More information about Betty Osborn can be found in the AWAP register.
An accomplished journalist and local historian, Betty Osborn (then Betty Roberts) was known as the 'girl reporter' of the Argus newspaper in the 1950s.
In 1951, a young Betty Roberts took herself to the Argus offices to enquire about a career in journalism. She was advised to complete her matriculation at University High School, keep up her typing and short-hand, and return the following year. Betty began work as a secretary for the Weekend Magazine at the Argus in 1952, and noted that - unusually - men and women journalists were being paid equally. That year, she wrote a report for the paper on the itinerants living at Melbourne's Dudley Flats (now the exclusive Docklands development site), who survived by scavenging from the tip. She took photographs for the feature herself, using her mother's box brownie camera.
Feeling there was little prospect for a career in journalism, Betty enrolled to do a Bachelor of Laws at the University of Melbourne, but on the eve of her first week as a law clerk was offered a cadetship with the social pages of the Argus.
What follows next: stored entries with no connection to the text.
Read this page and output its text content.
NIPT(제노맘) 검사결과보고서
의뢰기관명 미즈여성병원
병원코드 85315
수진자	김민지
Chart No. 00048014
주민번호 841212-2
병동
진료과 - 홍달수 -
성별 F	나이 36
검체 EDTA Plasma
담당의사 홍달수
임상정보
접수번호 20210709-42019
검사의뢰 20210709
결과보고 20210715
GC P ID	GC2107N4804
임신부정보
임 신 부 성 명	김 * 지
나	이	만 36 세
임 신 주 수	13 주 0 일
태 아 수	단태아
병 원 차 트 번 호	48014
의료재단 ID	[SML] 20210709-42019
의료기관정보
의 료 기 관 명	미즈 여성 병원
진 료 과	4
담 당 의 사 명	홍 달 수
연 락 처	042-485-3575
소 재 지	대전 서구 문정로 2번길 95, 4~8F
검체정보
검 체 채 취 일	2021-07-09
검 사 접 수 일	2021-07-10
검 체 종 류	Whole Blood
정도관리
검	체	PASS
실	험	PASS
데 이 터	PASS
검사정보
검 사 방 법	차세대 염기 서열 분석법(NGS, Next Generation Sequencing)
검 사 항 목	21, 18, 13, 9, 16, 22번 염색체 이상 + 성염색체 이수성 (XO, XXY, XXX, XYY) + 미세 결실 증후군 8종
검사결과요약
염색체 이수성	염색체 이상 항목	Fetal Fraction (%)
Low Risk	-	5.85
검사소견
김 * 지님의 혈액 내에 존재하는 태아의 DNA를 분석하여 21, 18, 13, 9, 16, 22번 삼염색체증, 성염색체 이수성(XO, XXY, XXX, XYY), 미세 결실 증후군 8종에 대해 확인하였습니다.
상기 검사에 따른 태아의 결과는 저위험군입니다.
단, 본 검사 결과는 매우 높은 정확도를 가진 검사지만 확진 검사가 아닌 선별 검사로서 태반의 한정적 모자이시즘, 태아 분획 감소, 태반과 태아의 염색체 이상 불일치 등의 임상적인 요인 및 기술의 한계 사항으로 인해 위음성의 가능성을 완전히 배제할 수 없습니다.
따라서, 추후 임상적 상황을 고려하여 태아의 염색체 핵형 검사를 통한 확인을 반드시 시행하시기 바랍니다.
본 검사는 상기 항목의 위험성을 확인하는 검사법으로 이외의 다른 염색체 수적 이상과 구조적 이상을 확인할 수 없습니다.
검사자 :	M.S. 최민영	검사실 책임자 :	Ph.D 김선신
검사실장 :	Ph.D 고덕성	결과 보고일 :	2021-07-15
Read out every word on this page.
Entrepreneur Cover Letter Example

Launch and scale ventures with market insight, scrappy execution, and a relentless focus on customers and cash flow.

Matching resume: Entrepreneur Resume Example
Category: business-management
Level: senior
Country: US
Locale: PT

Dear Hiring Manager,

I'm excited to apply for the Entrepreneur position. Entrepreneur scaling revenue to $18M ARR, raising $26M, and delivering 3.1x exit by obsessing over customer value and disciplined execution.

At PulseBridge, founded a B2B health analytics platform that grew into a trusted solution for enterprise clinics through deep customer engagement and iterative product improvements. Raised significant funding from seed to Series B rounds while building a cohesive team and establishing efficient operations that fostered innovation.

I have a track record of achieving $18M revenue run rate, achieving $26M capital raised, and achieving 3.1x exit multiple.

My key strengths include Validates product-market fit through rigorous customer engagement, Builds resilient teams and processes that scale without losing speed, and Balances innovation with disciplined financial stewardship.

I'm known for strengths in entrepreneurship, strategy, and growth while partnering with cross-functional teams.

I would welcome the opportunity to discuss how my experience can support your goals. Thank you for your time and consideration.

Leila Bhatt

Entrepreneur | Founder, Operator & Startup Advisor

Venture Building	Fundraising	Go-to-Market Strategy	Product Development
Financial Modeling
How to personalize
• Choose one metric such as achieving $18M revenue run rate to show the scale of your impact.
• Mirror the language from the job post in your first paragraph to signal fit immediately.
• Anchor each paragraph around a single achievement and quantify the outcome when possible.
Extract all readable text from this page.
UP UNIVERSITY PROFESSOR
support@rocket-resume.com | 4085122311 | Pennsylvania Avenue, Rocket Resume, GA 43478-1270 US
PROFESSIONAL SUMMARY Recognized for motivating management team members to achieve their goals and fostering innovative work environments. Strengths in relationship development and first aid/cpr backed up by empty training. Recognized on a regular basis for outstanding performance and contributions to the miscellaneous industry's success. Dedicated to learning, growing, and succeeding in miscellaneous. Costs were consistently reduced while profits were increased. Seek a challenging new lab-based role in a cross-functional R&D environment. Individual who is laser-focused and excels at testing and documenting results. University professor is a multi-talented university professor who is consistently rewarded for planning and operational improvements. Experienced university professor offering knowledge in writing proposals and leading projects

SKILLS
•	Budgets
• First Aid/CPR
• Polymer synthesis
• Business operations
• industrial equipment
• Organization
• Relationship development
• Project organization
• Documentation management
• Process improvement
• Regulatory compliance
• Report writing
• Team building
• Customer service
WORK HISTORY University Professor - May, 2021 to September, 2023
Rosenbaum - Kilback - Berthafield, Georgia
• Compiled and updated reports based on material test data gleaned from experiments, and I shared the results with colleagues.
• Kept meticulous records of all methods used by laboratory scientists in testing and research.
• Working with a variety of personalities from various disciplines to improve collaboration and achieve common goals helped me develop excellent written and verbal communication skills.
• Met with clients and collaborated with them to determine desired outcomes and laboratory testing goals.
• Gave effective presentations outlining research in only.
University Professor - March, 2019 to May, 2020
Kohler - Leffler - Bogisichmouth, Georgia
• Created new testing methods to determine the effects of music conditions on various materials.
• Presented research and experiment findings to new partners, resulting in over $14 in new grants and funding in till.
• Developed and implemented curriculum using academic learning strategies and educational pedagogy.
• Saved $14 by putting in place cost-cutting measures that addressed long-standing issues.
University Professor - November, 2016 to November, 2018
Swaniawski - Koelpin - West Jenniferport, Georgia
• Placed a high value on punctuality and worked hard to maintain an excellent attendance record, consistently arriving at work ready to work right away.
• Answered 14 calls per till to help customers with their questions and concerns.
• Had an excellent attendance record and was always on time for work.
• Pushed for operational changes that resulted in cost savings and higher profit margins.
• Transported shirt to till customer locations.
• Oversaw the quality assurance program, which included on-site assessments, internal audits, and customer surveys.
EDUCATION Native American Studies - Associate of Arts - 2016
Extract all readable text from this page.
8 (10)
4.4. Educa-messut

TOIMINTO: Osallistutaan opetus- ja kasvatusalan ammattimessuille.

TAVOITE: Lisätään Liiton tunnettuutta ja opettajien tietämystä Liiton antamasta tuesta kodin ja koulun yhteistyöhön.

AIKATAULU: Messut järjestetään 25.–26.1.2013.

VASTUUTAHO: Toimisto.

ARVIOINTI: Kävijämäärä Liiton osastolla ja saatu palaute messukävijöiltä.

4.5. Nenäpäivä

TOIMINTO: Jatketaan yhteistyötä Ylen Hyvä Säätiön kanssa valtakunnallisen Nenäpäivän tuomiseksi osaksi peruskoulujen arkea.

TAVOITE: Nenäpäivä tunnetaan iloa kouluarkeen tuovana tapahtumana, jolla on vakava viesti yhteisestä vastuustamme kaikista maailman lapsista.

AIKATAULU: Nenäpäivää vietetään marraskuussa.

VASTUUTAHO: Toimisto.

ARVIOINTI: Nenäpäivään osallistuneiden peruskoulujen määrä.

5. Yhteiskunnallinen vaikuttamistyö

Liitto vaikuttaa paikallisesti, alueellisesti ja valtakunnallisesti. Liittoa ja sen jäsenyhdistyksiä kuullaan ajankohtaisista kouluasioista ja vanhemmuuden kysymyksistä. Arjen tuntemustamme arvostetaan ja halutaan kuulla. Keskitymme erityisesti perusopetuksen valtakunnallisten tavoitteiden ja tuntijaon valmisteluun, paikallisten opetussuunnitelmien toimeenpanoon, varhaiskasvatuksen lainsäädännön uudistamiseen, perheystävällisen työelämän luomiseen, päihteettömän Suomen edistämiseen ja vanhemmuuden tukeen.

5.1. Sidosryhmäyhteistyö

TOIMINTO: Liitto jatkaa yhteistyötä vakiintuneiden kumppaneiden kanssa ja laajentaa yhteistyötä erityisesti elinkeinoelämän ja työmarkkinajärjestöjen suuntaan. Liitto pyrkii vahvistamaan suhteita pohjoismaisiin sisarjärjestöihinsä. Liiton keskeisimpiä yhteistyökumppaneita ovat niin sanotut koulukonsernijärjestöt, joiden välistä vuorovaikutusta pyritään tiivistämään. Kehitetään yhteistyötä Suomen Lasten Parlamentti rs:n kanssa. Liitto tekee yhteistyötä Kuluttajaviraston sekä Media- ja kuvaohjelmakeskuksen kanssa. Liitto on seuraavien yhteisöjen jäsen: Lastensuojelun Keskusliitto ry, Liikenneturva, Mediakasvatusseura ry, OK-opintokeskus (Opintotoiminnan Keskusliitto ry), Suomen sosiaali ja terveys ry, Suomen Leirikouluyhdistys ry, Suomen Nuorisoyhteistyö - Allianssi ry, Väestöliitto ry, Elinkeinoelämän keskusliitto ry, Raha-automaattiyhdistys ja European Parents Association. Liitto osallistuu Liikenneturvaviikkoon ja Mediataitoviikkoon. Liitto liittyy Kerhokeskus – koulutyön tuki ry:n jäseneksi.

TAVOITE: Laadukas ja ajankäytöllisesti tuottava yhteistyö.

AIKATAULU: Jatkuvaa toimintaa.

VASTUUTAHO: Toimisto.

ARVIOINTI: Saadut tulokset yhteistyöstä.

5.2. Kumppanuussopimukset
She accepted, but continued at the university as a part-time Arts student. She remembers, on returning to the Argus: 'Virginia Gerrett, of Sydney, was in charge of the Social pages... She had replaced Gladys Hain much to the consternation of all the women journalists who considered Freda Irving as the heir apparent. Freda cooled her heels briefly on the Weekend Magazine where her deep voice would often have telephone callers referring to her as "Peter Irving". This greatly appealed to her sense of humour.'
Under Freda Irving, Betty worked with Kath Coyne, Grace Hutchinson, Cynthia Strachan, Elaine Young and Julie Sparrow. In addition to the usual social pages fare, Irving encouraged her young proteges to investigate stories of importance to women, and to write detailed profiles of women in the news. The cadets were expected to look the part, with hats, gloves, and appropriate evening wear when necessary. In 1955, Betty Roberts won the Australian Journalists' Association's Montague Grover Prize for cadet journalists. She was soon transferred to the general staff:
For a start I didn't have to worry about hats and gloves any more. Ellie Knox, the Town Hall roundswoman, and I were the only women in a sea of men, young and old. The newsroom was a vast open space with the day chief of staff Laurie Kerr's office at one end, an array of reporters' desks in the middle and the subs tables at the northern end where a door led to the printery. Once opened, the noise of the old linotype machines could be heard clattering away and in the distance the compositors could be glimpsed, quietly going about arranging their leaden trays of type. How close we all were, journalists and printers, bringing out the news of the world to the people of Melbourne.
Betty was assigned to cover nearly every session of the Legislative Assembly as a gallery reporter in 1956 - 'competition was fierce and I can remember being absolutely appalled when I came upon the Sun political roundsman rifling through Lance [Loader]'s papers one day' - and made the most of the parliamentary library for her studies. She remembers: 'There was not one woman in the Victorian Legislative Assembly that year and the only woman I recall coming into the press gallery was Rose Kinson from the Sun'. Outside of parliament, Betty was given a number of reporting tasks, including coverage of a Coroner's Court case in which Frank Galbally was representing an Italian man whose wife had been stabbed to death.
To her delight, Betty Roberts was assigned to cover the 1956 Olympic Games in Melbourne. She spent a great deal of time at the Olympic Village in Heidelberg, chasing up stories on famous (and infamous) international athletes. Just six weeks after the closing day of the Games, the Argus folded. Betty wrote for the Sun, but the Argus was the paper she truly loved. She returned to full time study at the University of Melbourne.
After marrying Bruce Osborn, Betty moved to Bacchus Marsh, Victoria. Here began her abiding interest in local history. By 1971 she had published A History of Holy Trinity, Bacchus Marsh (republished 1977). In 1973, she published The Bacchus Story: A History of Captain W.H. Bacchus and his Son. That same year, the Osborns moved to Maryborough with their four children: Robyn, Diana, Cathy and Philip. Betty became a member of the Midlands Historical Society, and for three years she edited the Wimmera-Mallee edition of the Country Bulletin. She was also a columnist for the Maryborough Advertiser. With local resident Trenear DuBourg, Betty was commissioned by the Maryborough City Council to produce a history of the region, and in 1985 they published Maryborough: A Social History 1854-1904. Ten years later Osborn completed its sequel, Against the Odds: Maryborough 1905-1961, again by commission from what had then become the Central Goldfields Shire Council.
Betty Osborn is a life member of the Bacchus Marsh and District Historical Society, and a member of the Royal Historical Society of Victoria.